China’s steel prices are surging
Previously in this series, we discussed the new records set by Chinese steel production with each month’s production report. This renewed optimism in production is due to higher Chinese steel prices, which encourage mills to fill the void created by the shutdown of illegal and low-quality steel capacity in the country.
According to Reuters, the September 2017 steel rebar futures contract on the Shanghai Futures Exchange has risen 40% year-to-date. The recent announcements by Chinese authorities regarding shutting down more capacity in the winter months to curb pollution is also working in favor of higher prices.

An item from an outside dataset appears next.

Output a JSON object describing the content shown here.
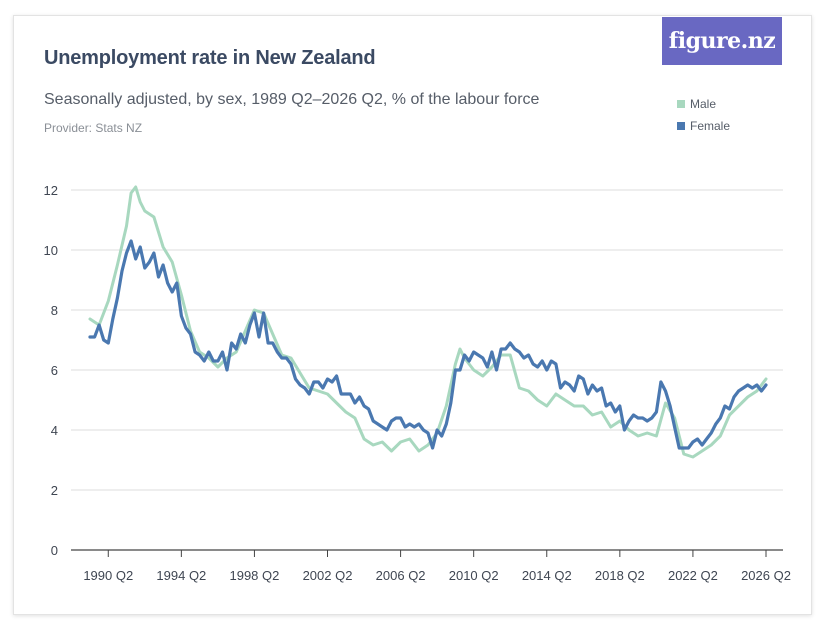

As customers anticipate lower future supply due to these shutdowns, they’ve brought their purchases forward. This trend has affected prices favorably.
What’s driving prices?
Investors should note that the rally in steel prices is not entirely driven by fundamentals. The China Iron and Steel Industry Association (or CISA) noted in August that the surge in steel futures was driven by speculation over the impact of future capacity cuts.
While some analysts feel that the current steel margins could seem unsustainably high, they could continue for a while due to the mounting supply restrictions.
Impact on mining companies
While high steel prices are supporting steel production and thus iron ore demand, the unsustainable margins could lead to a correction in the coming months. A halt in the steel price rally in China would be negative for seaborne suppliers (PICK) such as Rio Tinto (RIO), BHP Billiton (BHP) (BBL), Vale (VALE), and Cliffs Natural Resources (CLF).